Mysql – Performance impact MySQL replication vs table-synchronisation script

MySQL

Currently I am considering implementing a MySQL table replication solution for a client, this client has 2 servers in 2 different locations:

  • Server 1 running an application with mysql databases (Running Ubuntu 14.04 LTS)
  • Server 2 has a PHP webserver frontend to serve it's customers with a website and customer panel (also Ubuntu, same version).

The databases on server 1 total around 2.5 GB in size.
The servers are in different data centers but within 5ms latency of one another both with gigabit uplinks and heavy dataplans.

Currently the webserver(2) relies completely on the availability of the application server (1). Though this is essential it does mean that the webserver is effectively useless in case of maintenance or unscheduled downtime, the client does not wish to synchronize the databases to both locations but would allow the synchronization of a single table of account login data (just the one table, no other tables from the same database) to at least keep the bare functionality of the website intact.

Now the 2 options I currently am considering are:
A. Setting up MySQL Replication Master->Slave setup for this table
B. Using a "smart/efficient" table sync script (https://www.percona.com/doc/percona-toolkit/2.1/pt-table-sync.html)

My consideration is also that the binary log of the application mysql server is around 8.5Gb a day and I was unable to find out the exact performance impact of this is on replication. I can say that the table of which I speak is 88MB and has around ~250.000 rows. The daily changes to the account table I wish to synchronize are very minor, I expect less than 1000 rows a day).

I am currently leaning towards option B because

  • It would avoid future issues on mysql version conflicts between servers (which I do not both manage for the client)
  • The amount of data changes are rather light on the specific table I wish to synchronize.
  • The methods MySQL offered to synchronize just specific tables seemed to fall short as the replication technology puts more emphasis for use as a full replication solution (in this my fear that big binary logs would have a negative impact based on mysql forum/article comments)
  • "to the second" data accuracy is not an concern for the client, a sync every hour would already suffice (his words).

My question then of course is if anyone can provide information on if option A or B (or another) would be preferred in this scenario and more importantly why?

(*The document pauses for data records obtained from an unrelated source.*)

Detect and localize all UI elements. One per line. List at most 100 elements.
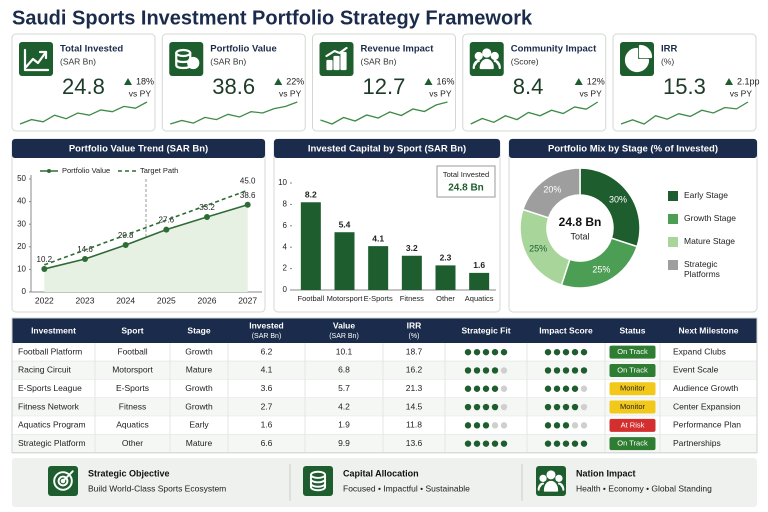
score-dots <box>464 403 508 411</box>
dot <box>464 440 472 447</box>
icon-part <box>62 470 74 482</box>
table-cell: Expand Clubs <box>673 346 726 356</box>
up-arrow <box>274 78 283 85</box>
table-header <box>12 318 757 343</box>
column-unit: (SAR Bn) <box>329 333 359 340</box>
x-tick-label: 2027 <box>238 295 257 305</box>
dot <box>562 440 570 447</box>
legend-swatch <box>668 191 678 201</box>
status-label: Monitor <box>620 402 646 411</box>
icon-part <box>38 50 48 60</box>
table-row <box>12 361 757 380</box>
dot <box>482 367 490 374</box>
score-dots <box>544 348 588 356</box>
legend-swatch <box>668 237 678 247</box>
table-cell: Mature <box>186 365 213 375</box>
table-cell: Fitness Network <box>18 401 80 411</box>
dot <box>491 440 499 447</box>
dot <box>553 422 561 429</box>
dot <box>571 367 579 374</box>
column-header: Strategic Fit <box>461 325 510 335</box>
dot <box>491 367 499 374</box>
point <box>244 201 251 208</box>
status-pill <box>609 437 656 451</box>
sparkline <box>19 101 148 125</box>
kpi-comparison: vs PY <box>730 88 753 98</box>
area-fill <box>44 204 248 292</box>
icon-bg <box>169 42 204 76</box>
table-cell: Racing Circuit <box>18 365 72 375</box>
y-tick-label: 20 <box>17 242 26 251</box>
table-cell: Early <box>189 420 209 430</box>
table-cell: 2.7 <box>261 401 273 411</box>
y-tick-label: 40 <box>17 197 26 206</box>
icon-part <box>340 51 347 71</box>
icon-part <box>474 51 483 61</box>
score-dots <box>464 422 508 429</box>
table-cell: 9.9 <box>338 438 350 448</box>
table-border <box>11 317 758 454</box>
dot <box>464 403 472 411</box>
score-dots <box>464 440 508 447</box>
column-header: Investment <box>31 325 76 335</box>
table-cell: Growth <box>185 346 213 356</box>
legend-label: Mature Stage <box>684 236 736 246</box>
icon <box>537 470 565 492</box>
status-pill <box>609 363 656 377</box>
icon <box>23 48 50 72</box>
kpi-unit: (SAR Bn) <box>210 56 246 66</box>
footer-title: Nation Impact <box>576 468 636 478</box>
table-cell: 6.6 <box>261 438 273 448</box>
icon <box>53 470 74 491</box>
footer-title: Capital Allocation <box>343 468 419 478</box>
table-cell: 5.7 <box>338 383 350 393</box>
dot <box>473 367 481 374</box>
dot <box>464 348 472 356</box>
score-dots <box>464 367 508 374</box>
value-label: 45.0 <box>240 176 256 185</box>
y-tick-label: 0 <box>283 285 288 294</box>
y-tick-label: 8 <box>283 200 288 209</box>
kpi-change: 22% <box>286 76 304 86</box>
kpi-value: 38.6 <box>212 74 255 99</box>
legend-item: Growth Stage <box>684 213 736 223</box>
table-cell: 1.6 <box>261 420 273 430</box>
bar <box>469 272 490 290</box>
y-tick-label: 2 <box>283 264 288 273</box>
column-header: Stage <box>187 325 210 335</box>
dot <box>544 367 552 374</box>
kpi-unit: (Score) <box>511 56 539 66</box>
kpi-value: 15.3 <box>663 74 706 99</box>
dot <box>473 422 481 429</box>
column-header: Impact Score <box>539 325 593 335</box>
table-cell: 10.1 <box>336 346 353 356</box>
dot <box>544 385 552 392</box>
icon-bg <box>303 466 333 496</box>
sparkline <box>470 101 599 125</box>
footer-text: Focused • Impactful • Sustainable <box>343 483 470 493</box>
dot <box>491 348 499 356</box>
icon-part <box>624 47 650 73</box>
status-pill <box>609 400 656 414</box>
legend-item: Mature Stage <box>684 236 736 246</box>
column-header: Next Milestone <box>679 325 739 335</box>
legend-label: Growth Stage <box>684 213 736 223</box>
column-header: Value <box>333 320 355 330</box>
icon <box>175 48 200 70</box>
dot <box>482 385 490 392</box>
dot <box>500 348 508 356</box>
icon-part <box>24 50 48 69</box>
table-row <box>12 434 757 453</box>
icon-part <box>326 59 333 71</box>
icon-part <box>537 480 565 492</box>
dot <box>482 422 490 429</box>
status-label: Monitor <box>620 384 646 393</box>
kpi-change: 12% <box>587 76 605 86</box>
status-pill <box>609 382 656 396</box>
table-cell: E-Sports League <box>18 383 82 393</box>
panel-header <box>509 139 757 158</box>
table-cell: Football Platform <box>18 346 82 356</box>
slice-label: 25% <box>592 264 610 274</box>
kpi-unit: (SAR Bn) <box>361 56 397 66</box>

Please note: I aim to keep the core setup which the client runs intact, the application or web server cannot switch to another database engine.

Best Answer

First of all about Variant A:

  1. Size of bin-log will not affect to performance if You will use filter to replicate only selected tables, and even if You will replicate all - it also normally not a problem. For compare we replicate 20Gb (and more) between datacenter with real-time loading (telecom)
  2. Keep version of Source and Target Server same - it good practice even if You choose Variant B - it avoid many other troubles

About Variant B - I personally look for tools similar pt-table-sync as for excellent but occasional tools in Your toolbox, and not for permanent solution. I can not explain drawbacks, it just personal vision

Variant C: Tools like - SymmetricDS

Variant D: I personally actively work now with CDC variants, when You parse bin-logs and ship them to subscriber over message queue.

I have tested under loading at least 2 working solution (really it more for now):

  1. StreamSets
  2. Maxwell + Talend
  3. Very interesting for some reasons - MariaDB MaxScale, but have not a time for make it work

I personally like this because:

  1. have a lot of integration projects
  2. not always source and target system same. Most resent in my case - MySQL to Redshift, DB2
  3. It also allow realise "event-based" integration - fire Sub-Job when specific data changed
  4. Have more than 1 subscriber with the same producer

Edited for add answer for question in comments:

The problem as medal have 2 (and more) sides:

  1. Size of binary-logs - this is objective, but with good network it not a issue. for make shipping faster You can enable compression - see more
  2. Time what Slave need to apply all changes from Master. Even if You enable multithread slave it still slower than on Master, and by default with single thread it could be a problem with very high amount of changes on Master.

But as I wrote You can enable filter on Slave side for reduce number of monitored objects - replicate-do-table and Slave will ignore all other changes and apply only for this table (this is case of more wide filter - replicate-do-db), You can repeat this settings for several tables, or use wildcards

Filter logic diagram

Any solution have and benefits and drawbacks, I will prefer Replication because it will apply updates "on the fly" but not only when I run the external program.